One bit of interest for Pappe was the nearby location of the ancient Babylonian city of Ur. Known as the birthplace of Abraham, the biblical patriarch, the site had been excavated to reveal what was thought to be the house where Abraham had lived. “On a tour it was interesting to see places we had read about in the Bible," he said. (Note: In December 2011 U.S. Forces vacated the Tallil Air base. It was then renamed Imam Ali Air Base).

In 2009 when a slot for a full-time chaplain with the Indiana National Guard became available, Pappe was accepted for it, seeing it as another means of serving his fellow soldiers. He resigned his church job in North Webster and moved his family to the Indianapolis area. Pappe and his wife Kristina are the parents of five children. They attend LifePoint Church.

Cliff Pappe at Brickyard 400 390x390Since 2012, Cliff Pappe has spent the majority of his time serving Hoosier military throughout Indiana. “I supervise a program called ‘Strong Bonds’ for Army personnel," he said. Begun in 1997, Strong Bonds was created with the idea that the increased number of deployed troops meant assistance needed to be offered to them in several areas: communication, conflict and resolution, parenting, and strengthening relationships.

Curriculum for the Strong Bonds program was designed for married couples, parents, and singles.
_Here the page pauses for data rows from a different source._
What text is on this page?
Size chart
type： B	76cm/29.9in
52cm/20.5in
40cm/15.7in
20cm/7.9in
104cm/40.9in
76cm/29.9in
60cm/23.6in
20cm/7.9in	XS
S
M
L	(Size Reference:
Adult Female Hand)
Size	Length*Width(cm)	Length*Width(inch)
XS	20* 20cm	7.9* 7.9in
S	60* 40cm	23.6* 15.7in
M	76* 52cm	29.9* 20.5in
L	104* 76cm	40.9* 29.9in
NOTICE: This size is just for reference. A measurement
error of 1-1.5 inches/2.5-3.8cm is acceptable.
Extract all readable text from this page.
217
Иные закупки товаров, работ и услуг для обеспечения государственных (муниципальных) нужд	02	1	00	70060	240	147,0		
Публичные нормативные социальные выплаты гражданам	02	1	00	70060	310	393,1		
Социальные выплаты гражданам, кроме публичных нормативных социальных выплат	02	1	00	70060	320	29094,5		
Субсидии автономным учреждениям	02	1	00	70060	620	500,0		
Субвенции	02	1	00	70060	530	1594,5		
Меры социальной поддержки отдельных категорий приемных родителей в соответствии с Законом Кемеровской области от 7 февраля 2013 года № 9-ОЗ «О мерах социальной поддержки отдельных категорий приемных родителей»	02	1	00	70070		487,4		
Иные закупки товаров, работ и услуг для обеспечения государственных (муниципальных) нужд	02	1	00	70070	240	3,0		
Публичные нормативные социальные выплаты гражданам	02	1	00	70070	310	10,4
The classes are free. “In one year we may do 30 training events in the state,” said Pappe, who leads the program. Currently, the Strong Bonds program in Indiana has trained 3,000 soldiers.

Pappe is thrilled with the program’s successes. “One couple was a week away from filing for divorce when they attended," he said. “The program’s steps caused them to change their minds.” 

Being able to practice his faith with soldiers is fulfilling for Pappe. “I often interact with people with no church background," he said. “As I work with people, it’s in my mind that I might be that one person they meet who is a Christian. That’s a responsibility I’m ready to face.”

Cliff Pappe is using his unique gifts, skills, and life situation to fulfill his part in carrying out the Great Commission that Jesus Christ has entrusted to His Church.